Saudi Arabia launches multi-billion dollar entertainment resort

RIYADH – Saudi King Salman and Crown Prince Mohammed bin Salman attended the ground-breaking ceremony of a vast entertainment resort that is at the heart of an ambitious strategy to open the economy and ease social restrictions.

Qiddiya, about an hour’s drive from Riyadh, is being built on a 334 sq km (8,400-acre) site, making it 2-1/2 times the size of Disney World.

It will include a Six Flags theme park, water parks, motor sports, cultural events, and vacation homes. A spokesman said Qiddiya expects to attract 1.5 million visitors annually when the first phase opens in 2022.

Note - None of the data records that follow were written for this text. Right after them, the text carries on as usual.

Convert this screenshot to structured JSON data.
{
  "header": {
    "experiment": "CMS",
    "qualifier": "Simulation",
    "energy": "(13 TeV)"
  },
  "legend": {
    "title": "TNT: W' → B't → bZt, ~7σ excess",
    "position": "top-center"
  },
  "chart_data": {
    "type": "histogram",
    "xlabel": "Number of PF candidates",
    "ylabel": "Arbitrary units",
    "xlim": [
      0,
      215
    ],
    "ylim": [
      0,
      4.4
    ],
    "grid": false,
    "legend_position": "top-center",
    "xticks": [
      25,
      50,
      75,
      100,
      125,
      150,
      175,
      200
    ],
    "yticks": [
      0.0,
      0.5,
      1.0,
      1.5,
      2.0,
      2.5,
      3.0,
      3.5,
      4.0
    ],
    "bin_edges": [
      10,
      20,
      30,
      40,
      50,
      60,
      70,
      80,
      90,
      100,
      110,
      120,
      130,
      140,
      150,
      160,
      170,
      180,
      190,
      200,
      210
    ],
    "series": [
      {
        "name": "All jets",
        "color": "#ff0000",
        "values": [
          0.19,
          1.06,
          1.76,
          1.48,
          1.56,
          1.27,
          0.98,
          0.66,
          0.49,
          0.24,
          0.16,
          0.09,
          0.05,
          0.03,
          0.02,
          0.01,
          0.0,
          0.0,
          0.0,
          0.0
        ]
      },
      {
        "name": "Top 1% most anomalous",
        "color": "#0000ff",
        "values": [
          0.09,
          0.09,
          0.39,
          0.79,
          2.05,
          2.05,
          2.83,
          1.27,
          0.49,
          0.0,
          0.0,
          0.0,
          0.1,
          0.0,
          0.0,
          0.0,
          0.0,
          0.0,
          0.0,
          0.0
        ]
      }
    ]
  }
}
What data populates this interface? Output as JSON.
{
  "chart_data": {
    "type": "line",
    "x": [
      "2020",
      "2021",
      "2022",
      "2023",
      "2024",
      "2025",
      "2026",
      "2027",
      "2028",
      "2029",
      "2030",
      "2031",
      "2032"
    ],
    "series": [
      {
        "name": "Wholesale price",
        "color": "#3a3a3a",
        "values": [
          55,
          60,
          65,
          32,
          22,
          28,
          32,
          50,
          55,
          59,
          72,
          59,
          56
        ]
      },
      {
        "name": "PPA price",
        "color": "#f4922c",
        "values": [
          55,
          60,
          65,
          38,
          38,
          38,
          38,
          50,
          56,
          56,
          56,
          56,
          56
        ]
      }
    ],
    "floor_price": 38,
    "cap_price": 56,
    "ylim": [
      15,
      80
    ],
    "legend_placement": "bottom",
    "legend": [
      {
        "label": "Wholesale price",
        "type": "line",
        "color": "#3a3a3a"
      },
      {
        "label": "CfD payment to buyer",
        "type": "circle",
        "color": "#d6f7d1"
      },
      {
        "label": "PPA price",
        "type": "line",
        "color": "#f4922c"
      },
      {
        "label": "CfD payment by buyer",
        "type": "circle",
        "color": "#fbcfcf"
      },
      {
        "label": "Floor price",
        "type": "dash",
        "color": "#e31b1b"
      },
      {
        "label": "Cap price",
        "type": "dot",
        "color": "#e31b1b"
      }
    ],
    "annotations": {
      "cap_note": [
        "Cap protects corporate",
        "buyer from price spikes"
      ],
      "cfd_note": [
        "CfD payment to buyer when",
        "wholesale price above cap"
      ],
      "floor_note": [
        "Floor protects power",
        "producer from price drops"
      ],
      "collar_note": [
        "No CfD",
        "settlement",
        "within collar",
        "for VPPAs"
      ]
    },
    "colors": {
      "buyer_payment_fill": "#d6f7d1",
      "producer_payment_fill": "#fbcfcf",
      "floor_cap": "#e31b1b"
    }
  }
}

Local media have reported the cost of the infrastructure alone would reach up to 30 billion riyals ($8 bln) and the project would eventually be worth tens of billions of riyals.

Little more than a week after Saudi Arabia opened its first cinema after a nearly four-decade ban, the author of the reforms, Prince Mohammed, and his father attended the lavish launch ceremony, which featured a live orchestra, fireworks and a vocal performance praising both leaders.

“Today, we invite investors, creators, and operators from around the world to explore what a one-of-a-kind project like Qiddiya has to offer,” CEO Michael Reininger told government officials, foreign dignitaries and businessmen gathered in a temporary open-air auditorium.

“We will seek the best to help us, as we invent a new entertainment experience for all residents and visitors to the Kingdom of Saudi Arabia.”

Qiddiya was seeking a broad range of financing from local and international sources, with bonds, direct investment and other tools to supplement the majority contribution from the main Saudi sovereign wealth fund, the Public Investment Fund (PIF), the CEO added.

The PIF has two other major initiatives: NEOM – a $500 billion business and the industrial zone extending into Egypt and Jordan – and a Red Sea project, which includes a nature reserve, diving in coral reefs and heritage sites on about 50 islands.

Reininger would not specify the expected investment value for Qiddiya except to describe it as “incredibly the sizeable”.

Some 50 people are directly employed by Qiddiya, with hundreds more contracted as local suppliers and global advisors. Those numbers are expected to reach 55,000 by 2022.

The project aims to be the centre of entertainment, cultural and sports activity in a country that has shunned such activities on religious grounds but is now pursuing them to generate economic returns and open up Saudis’ cloistered lifestyles.